Onderwerp: Bezoek-historie

RSJ 13/3382/GA t/m 13/3384/GA, 13/3392/GA, 13/3393/GA, 18 maart 2014, beroep
Uitspraakdatum:18-03-2014

Dit onderwerp bevat de volgende rubrieken.

Uitspraak

nummer: 13/3382/GA, 13/3383/GA, 13/3384/GA, 13/3392/GA en 13/3393/GA

betreft: [klager] datum: 18 maart 2014

De beroepscommissie als bedoeld in artikel 69, tweede lid, van de Penitentiaire beginselenwet (Pbw) heeft kennisgenomen van de bij het secretariaat van de Raad ingekomen beroepschriften van

[...], verder te noemen klager, ingediend door zijn raadsman mr. G.V. van der Bom,

en van

de directeur van de penitentiaire inrichting (p.i.) Alphen aan den Rijn

gericht tegen de uitspraken van 9 september 2013 van de beklagcommissie bij de p.i. Alphen aan den Rijn

alsmede van de overige stukken, waaronder de uitspraken waarvan beroep, welke in afschrift aan deze uitspraak zijn gehecht.

Ter zitting van de beroepscommissie van 20 januari 2014, gehouden in de penitentiaire inrichtingen (p.i.) Amsterdam Over-Amstel, zijn gehoord klagers raadsman, mr. G.V. van der Bom, en [...], juridisch medewerker van de p.i. Alphen aan den Rijn. Hoewel
klager, die zich inmiddels in vrijheid bevindt, op behoorlijke wijze was opgeroepen, is hij niet ter zitting verschenen.
Ter zitting heeft klagers raadsman verzocht om de behandeling van het beroep aan te houden, omdat enkele aanvullende stukken die de directeur in de beklagprocedure heeft ingebracht niet zijn doorgestuurd naar klager en zijn raadsman en klagers raadsman
niet voorafgaande aan de zitting van de beroepscommissie heeft kunnen overleggen met klager.
Na overleg heeft de voorzitter van de beroepscommissie meegedeeld dat het aanhoudingsverzoek wordt afgewezen, omdat de beroepscommissie zich op basis van de stukken voldoende ingelicht acht om op het beroep te beslissen.

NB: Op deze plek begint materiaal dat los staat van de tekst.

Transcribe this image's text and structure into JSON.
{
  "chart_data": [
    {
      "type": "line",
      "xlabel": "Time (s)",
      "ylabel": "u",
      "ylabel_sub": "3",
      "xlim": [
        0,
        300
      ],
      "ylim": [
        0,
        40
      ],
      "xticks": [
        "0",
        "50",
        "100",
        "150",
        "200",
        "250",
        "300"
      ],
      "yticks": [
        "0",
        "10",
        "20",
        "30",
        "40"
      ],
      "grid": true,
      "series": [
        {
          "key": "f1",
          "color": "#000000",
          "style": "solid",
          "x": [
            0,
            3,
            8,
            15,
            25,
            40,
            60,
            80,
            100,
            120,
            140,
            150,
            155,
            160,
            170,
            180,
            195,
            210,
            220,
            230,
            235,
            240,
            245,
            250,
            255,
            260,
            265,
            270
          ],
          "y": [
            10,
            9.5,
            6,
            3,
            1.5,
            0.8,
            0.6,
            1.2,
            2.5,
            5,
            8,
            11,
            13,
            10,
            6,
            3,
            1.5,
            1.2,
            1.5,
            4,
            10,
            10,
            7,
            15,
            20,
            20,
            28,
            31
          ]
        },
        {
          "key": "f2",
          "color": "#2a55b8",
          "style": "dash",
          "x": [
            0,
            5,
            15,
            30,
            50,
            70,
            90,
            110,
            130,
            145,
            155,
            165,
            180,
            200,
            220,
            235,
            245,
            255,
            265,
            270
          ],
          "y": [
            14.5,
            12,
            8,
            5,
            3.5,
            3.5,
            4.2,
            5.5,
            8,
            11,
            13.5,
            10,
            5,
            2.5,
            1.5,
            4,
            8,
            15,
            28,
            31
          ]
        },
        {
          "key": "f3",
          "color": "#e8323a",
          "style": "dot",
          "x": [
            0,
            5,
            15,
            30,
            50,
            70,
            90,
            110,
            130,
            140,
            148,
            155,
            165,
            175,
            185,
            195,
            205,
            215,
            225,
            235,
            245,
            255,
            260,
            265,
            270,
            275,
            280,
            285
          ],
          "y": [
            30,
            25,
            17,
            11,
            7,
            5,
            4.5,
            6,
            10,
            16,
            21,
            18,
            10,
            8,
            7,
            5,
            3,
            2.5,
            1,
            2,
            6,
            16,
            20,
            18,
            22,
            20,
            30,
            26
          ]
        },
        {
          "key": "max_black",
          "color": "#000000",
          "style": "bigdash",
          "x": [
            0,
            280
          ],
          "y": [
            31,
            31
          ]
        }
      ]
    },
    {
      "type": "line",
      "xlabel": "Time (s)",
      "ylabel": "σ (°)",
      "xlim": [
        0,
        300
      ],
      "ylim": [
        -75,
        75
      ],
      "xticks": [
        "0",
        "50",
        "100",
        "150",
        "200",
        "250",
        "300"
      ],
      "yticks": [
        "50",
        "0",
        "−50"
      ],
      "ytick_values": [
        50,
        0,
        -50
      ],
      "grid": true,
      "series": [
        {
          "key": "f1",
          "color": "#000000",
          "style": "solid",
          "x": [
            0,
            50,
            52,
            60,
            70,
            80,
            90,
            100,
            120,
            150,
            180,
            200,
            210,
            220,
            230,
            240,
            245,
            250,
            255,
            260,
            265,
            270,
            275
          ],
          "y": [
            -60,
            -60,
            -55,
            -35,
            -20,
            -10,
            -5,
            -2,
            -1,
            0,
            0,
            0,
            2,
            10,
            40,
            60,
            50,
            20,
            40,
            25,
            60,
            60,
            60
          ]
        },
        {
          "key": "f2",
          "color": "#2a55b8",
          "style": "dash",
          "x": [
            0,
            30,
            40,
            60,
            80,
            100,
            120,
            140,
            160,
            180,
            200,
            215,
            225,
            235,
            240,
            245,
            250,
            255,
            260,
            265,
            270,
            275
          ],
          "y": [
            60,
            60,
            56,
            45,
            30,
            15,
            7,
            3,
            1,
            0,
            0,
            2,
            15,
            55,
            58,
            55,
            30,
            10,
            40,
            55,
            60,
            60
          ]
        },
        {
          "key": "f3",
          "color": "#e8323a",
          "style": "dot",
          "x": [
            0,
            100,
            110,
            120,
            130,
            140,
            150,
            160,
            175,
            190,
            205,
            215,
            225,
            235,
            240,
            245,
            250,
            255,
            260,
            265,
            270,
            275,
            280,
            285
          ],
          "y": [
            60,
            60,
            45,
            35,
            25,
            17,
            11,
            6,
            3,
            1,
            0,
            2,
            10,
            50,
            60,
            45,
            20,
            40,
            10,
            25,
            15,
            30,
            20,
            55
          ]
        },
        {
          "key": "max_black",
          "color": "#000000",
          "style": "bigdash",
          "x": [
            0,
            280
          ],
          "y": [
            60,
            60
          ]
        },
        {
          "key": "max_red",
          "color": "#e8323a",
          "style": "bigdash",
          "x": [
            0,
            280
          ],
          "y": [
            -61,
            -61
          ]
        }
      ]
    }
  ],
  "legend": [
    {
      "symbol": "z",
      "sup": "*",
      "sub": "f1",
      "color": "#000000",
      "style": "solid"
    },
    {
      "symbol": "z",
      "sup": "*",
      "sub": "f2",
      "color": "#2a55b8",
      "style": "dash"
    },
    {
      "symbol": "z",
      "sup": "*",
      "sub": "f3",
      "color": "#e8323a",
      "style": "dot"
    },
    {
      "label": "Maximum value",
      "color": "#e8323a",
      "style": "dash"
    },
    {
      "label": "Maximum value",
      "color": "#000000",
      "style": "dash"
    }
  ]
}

Klager en de juridisch
medewerker zijn in de gelegenheid gesteld, binnen een termijn van twee weken, het beroep nader schriftelijk toe te lichten.
De juridisch medewerker heeft op 27 januari 2014 een nadere schriftelijke toelichting gegeven. Klagers raadsman heeft van deze gelegenheid geen gebruik gemaakt.

Op grond van haar onderzoek overweegt en beslist de beroepscommissie als volgt:

1. De inhoud van het beklag en de uitspraak van de beklagcommissie
Het beklag betreft:
a. het feit dat klager drie dagen te laat in vrijheid is gesteld (kenmerk in beroep 13/3382/GA en 13/3384/GA; kenmerk in beklag AR 2013/451);
b. het feit dat de directeur klager onvoldoende in de gelegenheid heeft gesteld om, ter voorbereiding op zijn strafzaak, de opgenomen OVC-gesprekken (opname vertrouwelijke communicatie) te beluisteren (kenmerk in beroep 13/3383/GA; kenmerk in
beklag AR 2013/337);
c. het feit dat klagers penitentiair dossier, dat op verzoek aan hem is verstrekt, niet compleet was en dat er, zonder zijn toestemming, een bedrag van € 12,69 voor gemaakte kopieën van het penitentiair dossier van klagers rekening is afgeschreven
(kenmerk in beroep 13/3392/GA; kenmerk in beklag AR 2013/443);
d. het feit dat ten onrechte ongeveer € 60,= van klagers rekening-courant is afgeschreven (kenmerk in beroep 13/3393/GA; kenmerk in beklag AR 2013/453).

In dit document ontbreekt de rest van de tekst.